1. Der hungert, findet den Doctorhut. – Sailer, 197.
2. Hungern und essen sehen, ist zum Vergehen.
»Denn«, sagt L. Börne (Gesammelte Schriften, X), »durch die Augen wird kein Hunger gestillt; gemalte Früchte haben noch keinen satt gemacht.«
[918] Böhm.: Téžká bolest, když se chce jísti; jĕstĕ tĕžši, kdyĕ jedí a nedají. (Čelakovsky, 188.)
Poln.: Cięžka boleść, gdy się chce jeść; jeszcze cięžszą, kiedy jedzą a niedadzą. (Čelakovsky, 188.)
3. Hungern und Harren macht das Haupt mürrisch. – Reinsberg III, 85.
Körte (3056) hat: närrisch. – Sowol sinnliche Triebe, wenn sie zu einer gewissen Stärke gelangen, wie heisse Sehnsucht, die nicht befriedigt wird, können gefährlich für Leib und Seele werden.
4. Hungern und Harren reimen sich übel.
5. Hungern und Harren stinkt übel in die Nase. – Körte, 3056; Simrock, 5106.
Die ursprüngliche Form des Sprichworts, die den Ausdruck »stinkt« aus dem Wortspiel »Harren« mit »Harn« erklärt, steht unter Hunger 142.
Lat.: Fames et mora bilem in nasum conciunt. (Hauer, M; Tappius, 92a; Froberg, 260; Faselius, 84; Philippi, I, 151.)
6. Lange Hungern ist kein Brotsparen. – Blum, 168; Simrock, 5103; Körte, 3059; Ramann, Unterr., II, 18; Braun, I, 1575; Lohrengel, I, 468; Mayer, I, 210.
Der Hunger wächst nämlich, je länger die Stillung desselben verzögert wird.
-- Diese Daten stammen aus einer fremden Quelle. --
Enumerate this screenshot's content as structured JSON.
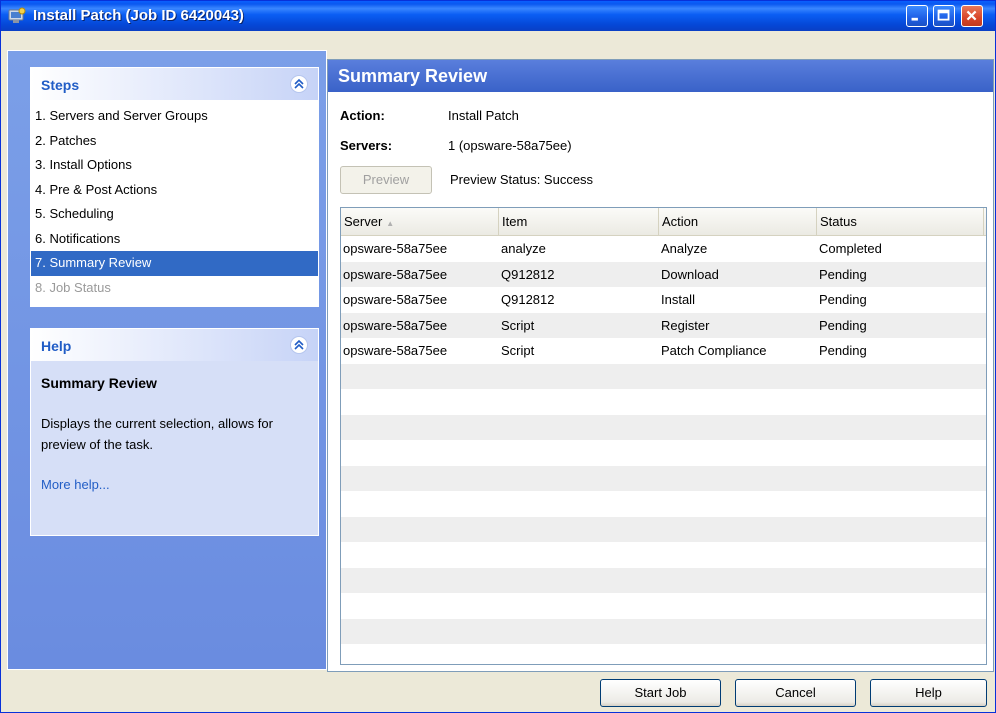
{
  "window": {
    "title": "Install Patch (Job ID 6420043)"
  },
  "steps": {
    "header": "Steps",
    "items": [
      {
        "label": "1. Servers and Server Groups",
        "state": "normal"
      },
      {
        "label": "2. Patches",
        "state": "normal"
      },
      {
        "label": "3. Install Options",
        "state": "normal"
      },
      {
        "label": "4. Pre & Post Actions",
        "state": "normal"
      },
      {
        "label": "5. Scheduling",
        "state": "normal"
      },
      {
        "label": "6. Notifications",
        "state": "normal"
      },
      {
        "label": "7. Summary Review",
        "state": "selected"
      },
      {
        "label": "8. Job Status",
        "state": "disabled"
      }
    ]
  },
  "help": {
    "header": "Help",
    "title": "Summary Review",
    "description": "Displays the current selection, allows for preview of the task.",
    "link": "More help..."
  },
  "main": {
    "title": "Summary Review",
    "action_label": "Action:",
    "action_value": "Install Patch",
    "servers_label": "Servers:",
    "servers_value": "1 (opsware-58a75ee)",
    "preview_button": "Preview",
    "preview_status": "Preview Status: Success"
  },
  "table": {
    "columns": [
      "Server",
      "Item",
      "Action",
      "Status"
    ],
    "rows": [
      [
        "opsware-58a75ee",
        "analyze",
        "Analyze",
        "Completed"
      ],
      [
        "opsware-58a75ee",
        "Q912812",
        "Download",
        "Pending"
      ],
      [
        "opsware-58a75ee",
        "Q912812",
        "Install",
        "Pending"
      ],
      [
        "opsware-58a75ee",
        "Script",
        "Register",
        "Pending"
      ],
      [
        "opsware-58a75ee",
        "Script",
        "Patch Compliance",
        "Pending"
      ]
    ]
  },
  "footer": {
    "start_job": "Start Job",
    "cancel": "Cancel",
    "help": "Help"
  }
}
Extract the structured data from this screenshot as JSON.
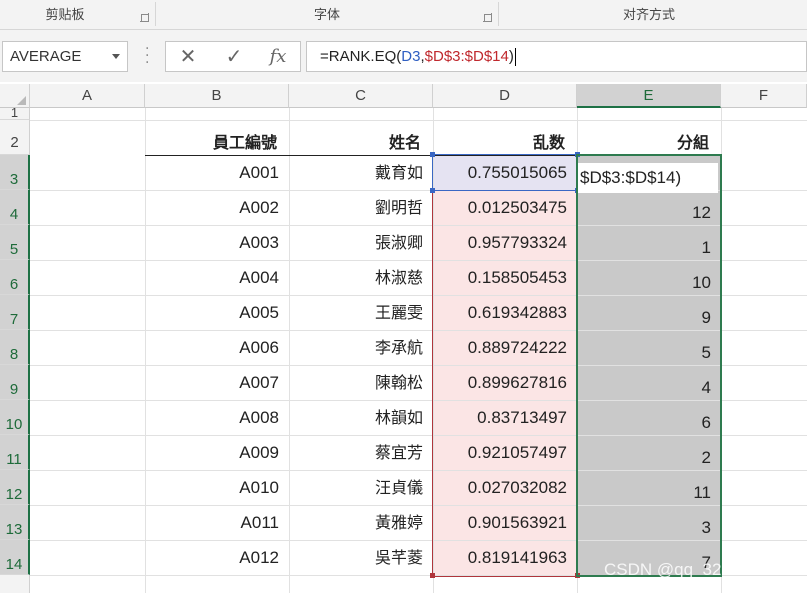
{
  "ribbon": {
    "groups": [
      {
        "label": "剪贴板"
      },
      {
        "label": "字体"
      },
      {
        "label": "对齐方式"
      }
    ]
  },
  "formula_bar": {
    "name_box": "AVERAGE",
    "cancel_symbol": "✕",
    "enter_symbol": "✓",
    "fx_label": "fx",
    "formula": {
      "prefix": "=RANK.EQ(",
      "arg1": "D3",
      "comma": ",",
      "arg2": "$D$3:$D$14",
      "suffix": ")"
    }
  },
  "sheet": {
    "columns": [
      "A",
      "B",
      "C",
      "D",
      "E",
      "F"
    ],
    "rows": [
      "1",
      "2",
      "3",
      "4",
      "5",
      "6",
      "7",
      "8",
      "9",
      "10",
      "11",
      "12",
      "13",
      "14"
    ],
    "headers": {
      "id": "員工編號",
      "name": "姓名",
      "random": "乱数",
      "group": "分組"
    },
    "records": [
      {
        "id": "A001",
        "name": "戴育如",
        "random": "0.755015065",
        "group": ""
      },
      {
        "id": "A002",
        "name": "劉明哲",
        "random": "0.012503475",
        "group": "12"
      },
      {
        "id": "A003",
        "name": "張淑卿",
        "random": "0.957793324",
        "group": "1"
      },
      {
        "id": "A004",
        "name": "林淑慈",
        "random": "0.158505453",
        "group": "10"
      },
      {
        "id": "A005",
        "name": "王麗雯",
        "random": "0.619342883",
        "group": "9"
      },
      {
        "id": "A006",
        "name": "李承航",
        "random": "0.889724222",
        "group": "5"
      },
      {
        "id": "A007",
        "name": "陳翰松",
        "random": "0.899627816",
        "group": "4"
      },
      {
        "id": "A008",
        "name": "林韻如",
        "random": "0.83713497",
        "group": "6"
      },
      {
        "id": "A009",
        "name": "蔡宜芳",
        "random": "0.921057497",
        "group": "2"
      },
      {
        "id": "A010",
        "name": "汪貞儀",
        "random": "0.027032082",
        "group": "11"
      },
      {
        "id": "A011",
        "name": "黃雅婷",
        "random": "0.901563921",
        "group": "3"
      },
      {
        "id": "A012",
        "name": "吳芊菱",
        "random": "0.819141963",
        "group": "7"
      }
    ],
    "editing_cell_text": "$D$3:$D$14)"
  },
  "watermark": "CSDN @qq_32833675",
  "colors": {
    "selection_green": "#2e7b4f",
    "ref_blue": "#3a67c4",
    "ref_red": "#b0353b",
    "range_fill": "#fbe5e5",
    "selected_fill": "#c9c9c9"
  }
}
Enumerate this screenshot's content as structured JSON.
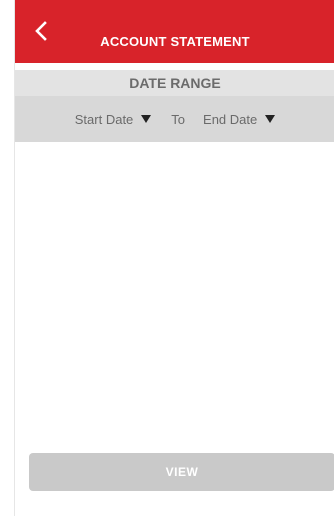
{
  "header": {
    "title": "ACCOUNT STATEMENT",
    "back_icon": "chevron-left-icon",
    "background_color": "#d8232a"
  },
  "date_range": {
    "section_label": "DATE RANGE",
    "start_date_label": "Start Date",
    "separator_label": "To",
    "end_date_label": "End Date",
    "dropdown_icon": "caret-down-icon"
  },
  "actions": {
    "view_label": "VIEW",
    "view_enabled": false
  }
}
Im Niederdeutschen: Lang hungern is kên Brod sparen. (Dähnert, 200.) (S. ⇒ Fasten 15.)
Böhm.: Kpo pustí hlad do břicha pro groš, ani za dva ho nevyžene. (Čelakovsky, 191.)
Frz.: Double jeûne, double morceau.
Holl.: Lang vasten is geen brood sparen. (Bohn I, 331.)
7. Lieber das Hungern vergessen, als Fleisch mit Thränen essen.
8. Wen hungert, bei dem ist alle Stund Mittag. – Sutor, 157.
9. Wen hungert, dem schmeckt alles wohl. – Seybold, 176.
Und die Mailänder behaupten: »Wer Hunger hat in Sommerszeit findet auch überall zu essen«. (Reinsberg VIII, 23.)
Lat.: Feles esuriunt, dum panis crustula rodunt. (Seybold, 176.)
10. Wen hungert, der kann essen, wann er will und da er's hat. – Sutor, 157.
11. Wen nicht hungert, der hat gut sagen vom fasten. – Petri, II, 660; Henisch, 1015, 44.
12. Wenn einen noch hungert, so sol er auffhören zu essen. – Petri, II, 650.
13. Wer das Hungern gewohnt ist, den schreckt der Aufschlag auf dem Kornmarkt nicht.
Als Göttingen im Siebenjährigen Kriege, noch nicht entfestet, von den Franzosen belagert wurde, kam wegen der Uebergabe eine schriftliche Sendung, die von Behörde zu Behörde und bei den Angesehenen umlief, auch zu Kästner, dessen Witzwort Göttingen rettete: »Ich habe«, schrieb er, »in Leipzig als Meister (Magister) drei Jahre hungern gelernt, ich ergebe mich nicht.« (L. Jahn, Merke zum Volksthum.)
14. Wer ein paar Tage hat hungern müssen, dem wird auch das Fleisch eines alten Pelikans weich schmecken.
15. Wer nicht hungern will am Samstag, der halte keinen blauen Montag.
It.: La fame insegna a vivere. (Pazzaglia, 119, 4.)
16. Wer nicht hungert, fastet leicht. – Körte, 3062; Simrock, 5102; Braun, I, 1572.
17. Wer nicht hungert, kann leicht (gut) vom Fasten predigen.
Dän.: Den roser fasten som veed intet af hunger. (Prov. dan., 158.)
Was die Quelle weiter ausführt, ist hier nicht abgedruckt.